Two wells in the western part of the Seth reservoir are expected to reach 170 MMscfd and develop about 240 bcf of gas, BP said. Meanwhile, the group has accelerated Phase 2 development of the eastern part of Seth through two more platform wells that should go on production by the end of 2012, hiking total output to more than 250 MMscfd.
The Seth development went on production on June 23, 18 months from project section and 15 weeks ahead of schedule. BP predecessor Amoco Production Co. led a group that discovered Seth and other Nile Delta fields in the mid-1990s (see map, OGJ, Aug. 26, 1996, p. 61).
Seth field is 60 km offshore in the Ras El Barr concession in the East Nile Delta Mediterranean near the group’s producing Ha’py and Denise fields.
Seth is being developed with a 6-slot, normally unmanned platform in 262 ft of water. Gas is being shipped via the Denise (Pliocene) pipeline to the El Gamil gas terminal near Port Said.
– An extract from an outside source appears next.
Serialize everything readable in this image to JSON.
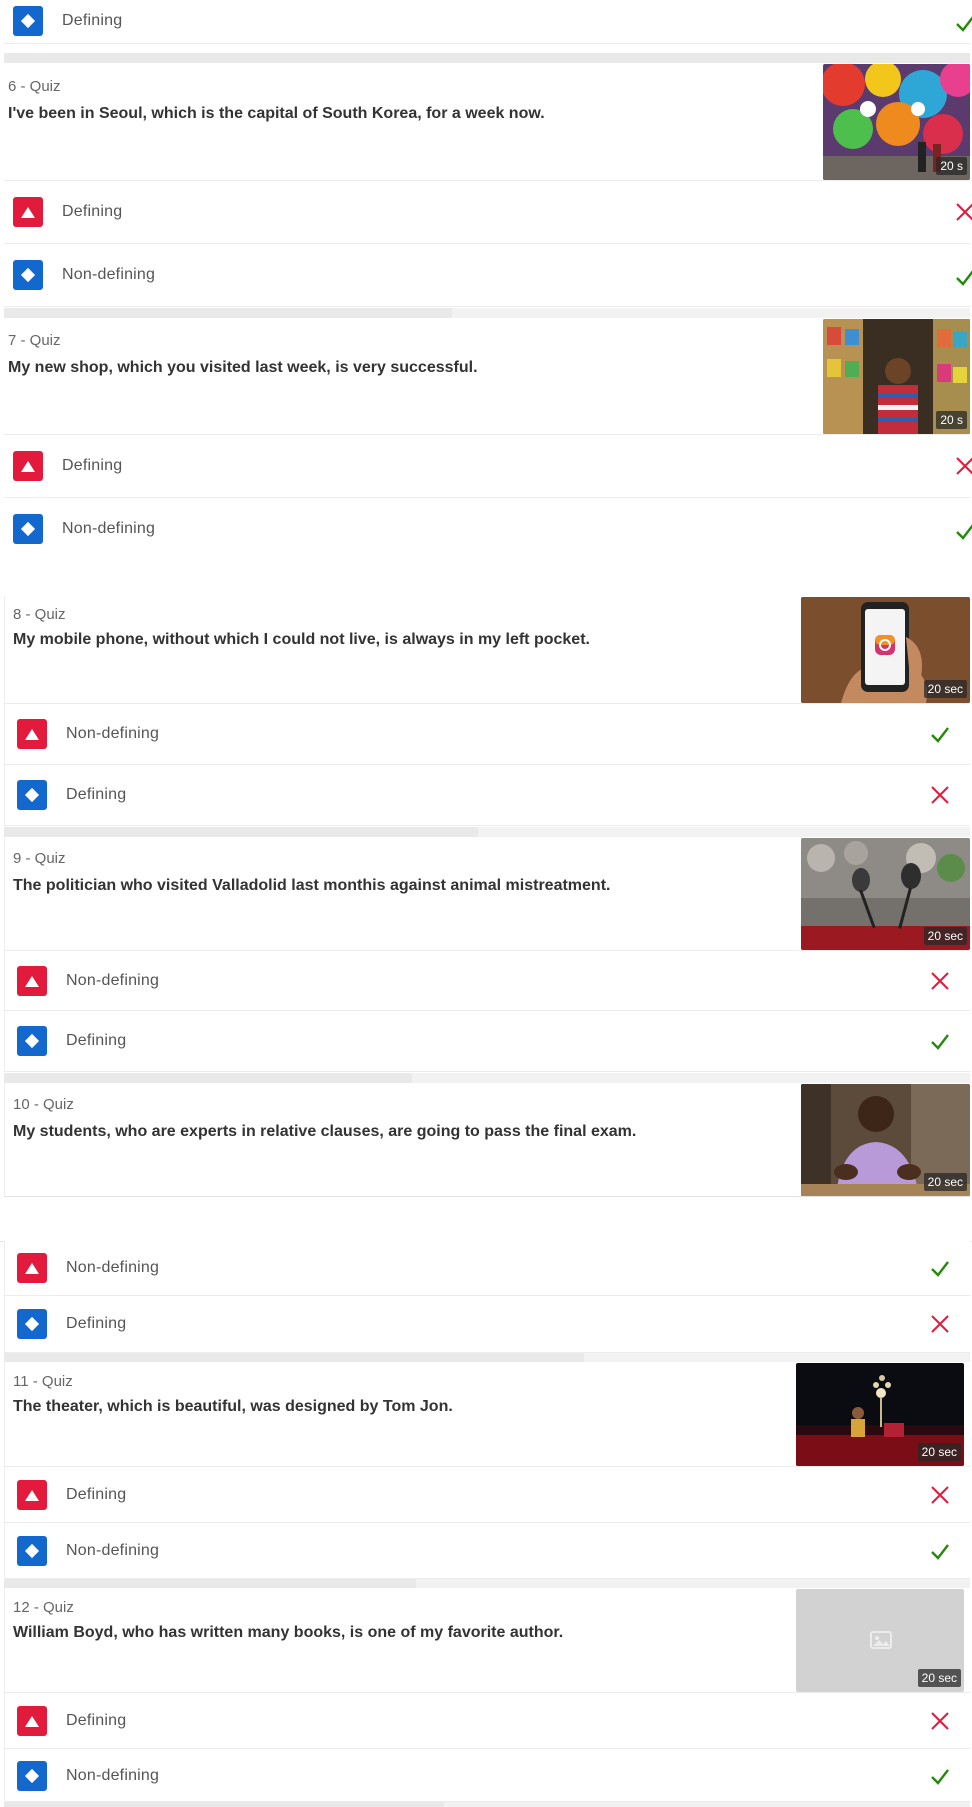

El Gamil handles 20% of the gas produced in Egypt.
BP is operator of Ras el Barr with 50% interest, and Eni SPA has 50% through its subsidiary International Egyptian Oil Co.
BP said its joint venture with Egyptian General Petroleum Corp./EGAS, the Pharaonic Petroleum Co., and BP’s partners produces nearly 40% of Egypt’s domestic gas demand.
BP is actively exploring in the Nile Delta and investing to add production from existing discoveries, and it is developing West Nile Delta, a strategic project that will supply critical gas to the domestic market.